# Pulled today before the frost



## Halloween (Nov 24, 2012)

Not bad from 3 plants. Had more but someone was pulling weeds
The 1 is all attached - looks like some sausage I made the other day

Any suggestions on how to preserve them 
Canning or what?
Thanks


----------



## Grimm (Sep 5, 2012)

Canning. I cube them to a half inch and fill the jars with hot sugar water.

I like mashed sweet potatoes with brown sugar and pepper.


----------



## Davarm (Oct 22, 2011)

I dehydrate a lot of sweet potatoes.

Dice them into ab out 1/2 inch cubes, cook until just done then dehydrate.

It takes a while to dry them completely, dont scrimp on time in the dehydrator or they will grow fuzz while stored.
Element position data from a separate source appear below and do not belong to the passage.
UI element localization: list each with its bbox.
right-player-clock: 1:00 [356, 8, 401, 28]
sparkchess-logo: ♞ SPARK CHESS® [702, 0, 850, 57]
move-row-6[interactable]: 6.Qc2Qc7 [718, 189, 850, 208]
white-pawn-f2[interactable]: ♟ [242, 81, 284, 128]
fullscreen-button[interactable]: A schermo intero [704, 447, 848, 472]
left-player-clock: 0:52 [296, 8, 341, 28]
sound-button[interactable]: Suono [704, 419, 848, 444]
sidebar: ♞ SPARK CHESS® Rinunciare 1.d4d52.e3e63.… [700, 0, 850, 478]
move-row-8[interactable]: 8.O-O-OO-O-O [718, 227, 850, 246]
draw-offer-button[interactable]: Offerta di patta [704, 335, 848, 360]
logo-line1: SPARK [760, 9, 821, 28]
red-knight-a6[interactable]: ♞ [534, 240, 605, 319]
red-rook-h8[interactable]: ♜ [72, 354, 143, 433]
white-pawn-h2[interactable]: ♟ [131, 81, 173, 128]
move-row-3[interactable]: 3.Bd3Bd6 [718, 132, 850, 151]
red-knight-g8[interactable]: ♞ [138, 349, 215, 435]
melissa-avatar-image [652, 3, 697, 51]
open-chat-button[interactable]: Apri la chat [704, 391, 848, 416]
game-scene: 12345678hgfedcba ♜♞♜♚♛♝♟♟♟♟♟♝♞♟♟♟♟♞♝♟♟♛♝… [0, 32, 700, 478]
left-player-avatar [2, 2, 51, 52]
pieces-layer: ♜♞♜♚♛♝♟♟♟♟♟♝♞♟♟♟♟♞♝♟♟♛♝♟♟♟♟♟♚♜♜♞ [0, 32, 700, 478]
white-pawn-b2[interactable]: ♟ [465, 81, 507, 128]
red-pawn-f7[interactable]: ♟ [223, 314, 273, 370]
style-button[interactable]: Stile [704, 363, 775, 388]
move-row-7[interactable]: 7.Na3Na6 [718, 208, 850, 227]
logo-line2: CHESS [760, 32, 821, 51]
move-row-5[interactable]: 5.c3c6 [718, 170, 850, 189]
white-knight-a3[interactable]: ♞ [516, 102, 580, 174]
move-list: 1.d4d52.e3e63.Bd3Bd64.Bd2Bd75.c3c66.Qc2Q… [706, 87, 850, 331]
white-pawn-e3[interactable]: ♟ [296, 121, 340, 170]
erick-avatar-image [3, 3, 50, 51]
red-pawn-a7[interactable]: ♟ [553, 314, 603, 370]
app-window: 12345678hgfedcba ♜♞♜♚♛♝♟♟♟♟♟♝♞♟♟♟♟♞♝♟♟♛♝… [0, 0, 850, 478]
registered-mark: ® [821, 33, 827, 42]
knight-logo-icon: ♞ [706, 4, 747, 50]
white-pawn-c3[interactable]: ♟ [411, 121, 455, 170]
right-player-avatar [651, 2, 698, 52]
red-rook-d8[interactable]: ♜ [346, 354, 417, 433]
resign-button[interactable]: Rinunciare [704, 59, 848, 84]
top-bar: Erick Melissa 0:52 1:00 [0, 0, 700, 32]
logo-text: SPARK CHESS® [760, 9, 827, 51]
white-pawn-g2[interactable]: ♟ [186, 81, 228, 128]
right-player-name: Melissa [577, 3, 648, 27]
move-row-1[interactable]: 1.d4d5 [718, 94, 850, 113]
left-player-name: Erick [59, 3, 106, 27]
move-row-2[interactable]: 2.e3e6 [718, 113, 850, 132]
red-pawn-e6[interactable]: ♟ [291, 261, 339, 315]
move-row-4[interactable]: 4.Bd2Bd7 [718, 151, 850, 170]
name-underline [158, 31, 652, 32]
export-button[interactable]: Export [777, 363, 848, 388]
Looks like those would be kinda hard to work with(dehydrating) so Grimms suggestion would likely be better for you.


----------



## hashbrown (Sep 2, 2013)

They keep all winter in my basement.


----------



## *Andi (Nov 8, 2009)

hashbrown said:


> They keep all winter in my basement.


Ours do well in the root cellar.


----------



## UncleJoe (Jan 11, 2009)

I have a couple jars of them sliced and dehydrated. They should be very crispy if you go that route.


----------